Right, so they work just fine then. I'm not looking for anything fancy in my combo device. Just something that works. But the responses here make it sound as if a combo device is a downgrade and should be avoided at all cost. As if they're the spawn of the devil. If it works it works. If it breaks down I will be on the phone with motorola to get a replacement and, in the mean time, I can just drop by a local store to pick up a replacement. For me, the upside is worth it.
/sigh. Those verizon combo modem/router with wifi devices? The MI424R's?

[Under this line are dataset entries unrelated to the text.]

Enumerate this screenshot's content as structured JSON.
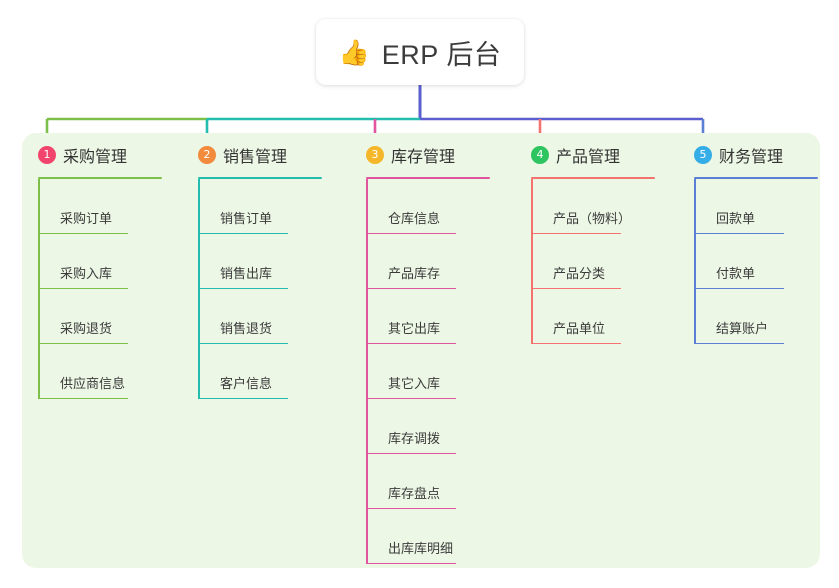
{
  "root": {
    "icon": "thumbs-up-icon",
    "emoji": "👍",
    "title": "ERP 后台"
  },
  "theme": {
    "page_background": "#ffffff",
    "panel_background": "#edf7e6",
    "root_text": "#3c3c3c",
    "trunk_color": "#5b5fcf"
  },
  "columns": [
    {
      "number": "1",
      "title": "采购管理",
      "badge_color": "#f2456e",
      "line_color": "#7cc04a",
      "items": [
        {
          "label": "采购订单"
        },
        {
          "label": "采购入库"
        },
        {
          "label": "采购退货"
        },
        {
          "label": "供应商信息"
        }
      ]
    },
    {
      "number": "2",
      "title": "销售管理",
      "badge_color": "#f28b3c",
      "line_color": "#22bdae",
      "items": [
        {
          "label": "销售订单"
        },
        {
          "label": "销售出库"
        },
        {
          "label": "销售退货"
        },
        {
          "label": "客户信息"
        }
      ]
    },
    {
      "number": "3",
      "title": "库存管理",
      "badge_color": "#f5b72a",
      "line_color": "#e martin",
      "items": [
        {
          "label": "仓库信息"
        },
        {
          "label": "产品库存"
        },
        {
          "label": "其它出库"
        },
        {
          "label": "其它入库"
        },
        {
          "label": "库存调拨"
        },
        {
          "label": "库存盘点"
        },
        {
          "label": "出库库明细"
        }
      ]
    },
    {
      "number": "4",
      "title": "产品管理",
      "badge_color": "#2ec45f",
      "line_color": "#f4736e",
      "items": [
        {
          "label": "产品（物料）"
        },
        {
          "label": "产品分类"
        },
        {
          "label": "产品单位"
        }
      ]
    },
    {
      "number": "5",
      "title": "财务管理",
      "badge_color": "#35aee8",
      "line_color": "#5b7fd4",
      "items": [
        {
          "label": "回款单"
        },
        {
          "label": "付款单"
        },
        {
          "label": "结算账户"
        }
      ]
    }
  ]
}
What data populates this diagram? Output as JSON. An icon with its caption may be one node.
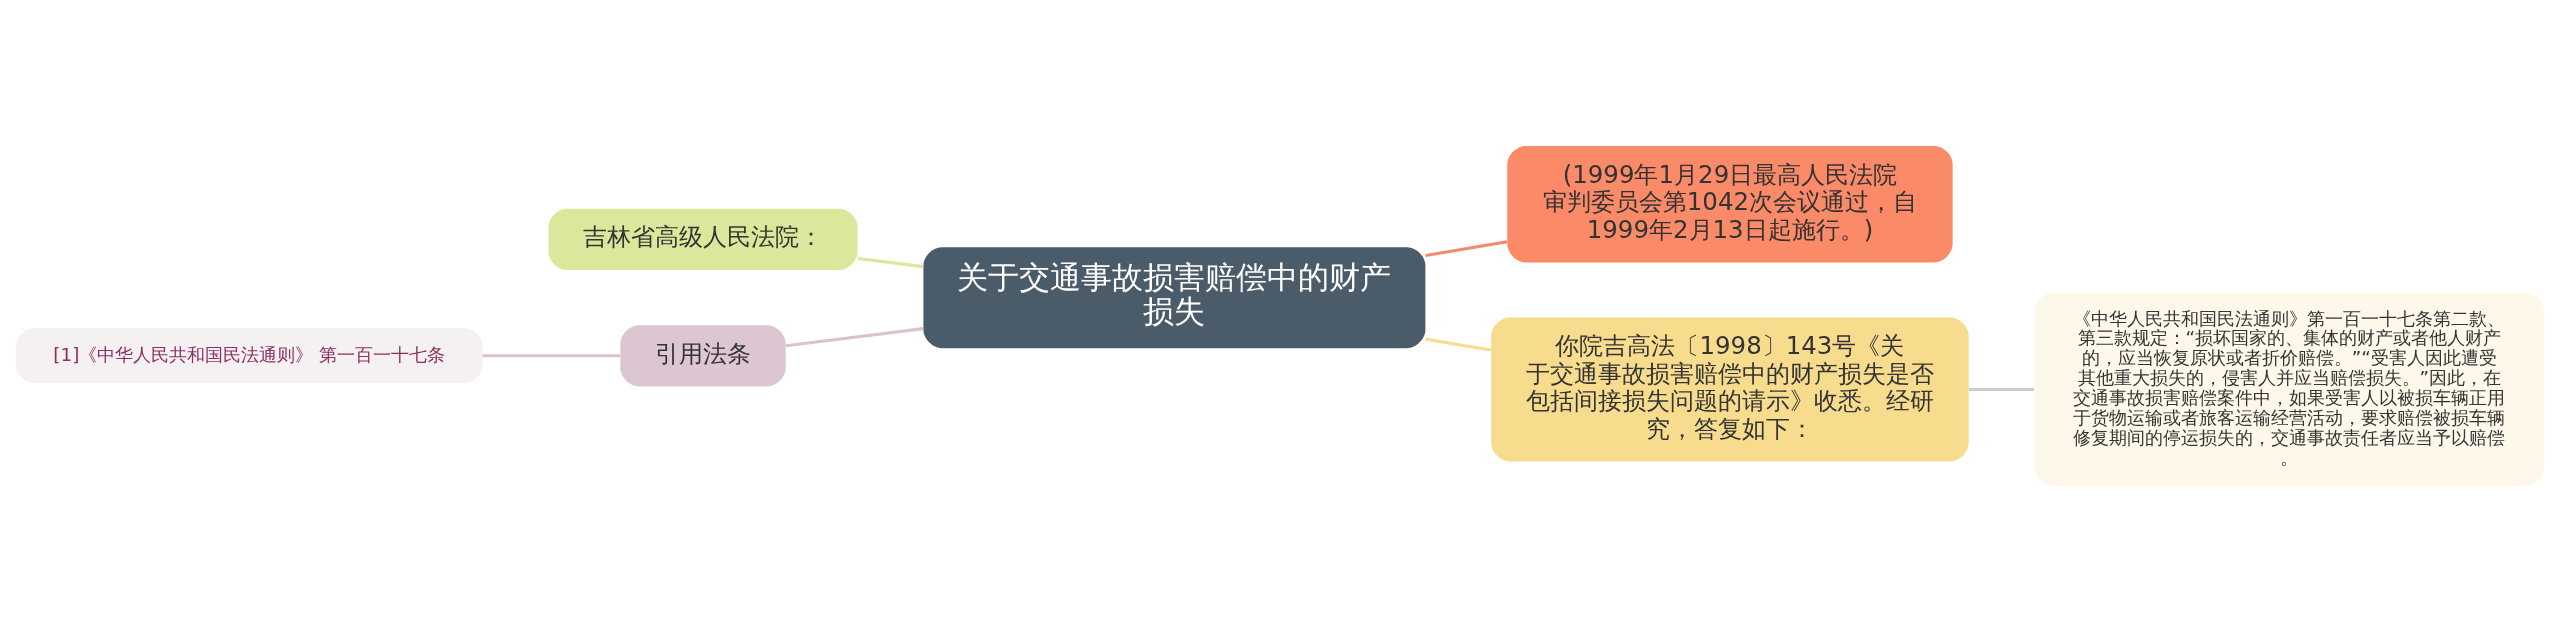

They're actually *NOTORIOUS* for being absolute junk. I've personally gone through two of them myself at work in the past year. The wifi is documented as being completely unreliable forcing a full device restart, the WAN connection locks up and you cant get into the web interface to restart it frequently. Most tech forums simply suggest buying a different fios-compatible modem because the one they give you is so unreliable. Even the verizon forums are littered with people complaining about the same issues with these devices going back to
2009. Five years later and a half dozen hardware revisions, they have the same issues.
Here's why *
any* SOHO combo device is precisely littered with all the issues you're saying you're willing to spend over a thousand dollars to avoid: Router/switch/modem hardware and software are not cheap, as in "not consumer friendly" levels of not cheap. Making a
single use device, just a router, or just a switch, or just a modem cheap enough that you're still able to sell them for $60 or $80 is difficult enough without cutting corners (and reducing quality in the process). Putting two of those devices together and
still selling them for $60 or $80? Impossible in the consumer electronics world without definitely cutting corners on quality and reliability. Of course, when has a product being junk ever stopped a company from selling it anyway? As long as they're making money and its "good enough" for most people, who cares, right? But you made this thread looking specifically for
Better than just "good enough".
From a networking perspective, everyone in this thread whom you asked for advice on this, presumably because of their experience in networking, has advised that combining devices like you want is a Capital B
Bad Idea for numerous reasons. Personally, if my switch dies on me I dont want to have to backup, restore, and validate a perfectly good router config too because the whole device had to be replaced. I want to swap the switch and move on. Likewise, if there's a problem somewhere in the chain, it's *much* easier to pinpoint with separate devices that you can physically connect hardware between to test. And single devices are just more reliable.
It's all sitting in a closet nobody's going to look in unless there's a problem or a change to be made anyway, there's honestly little reason to combine devices and plenty more reasons why doing it is inviting a much greater risk of exactly the issues you're trying to avoid.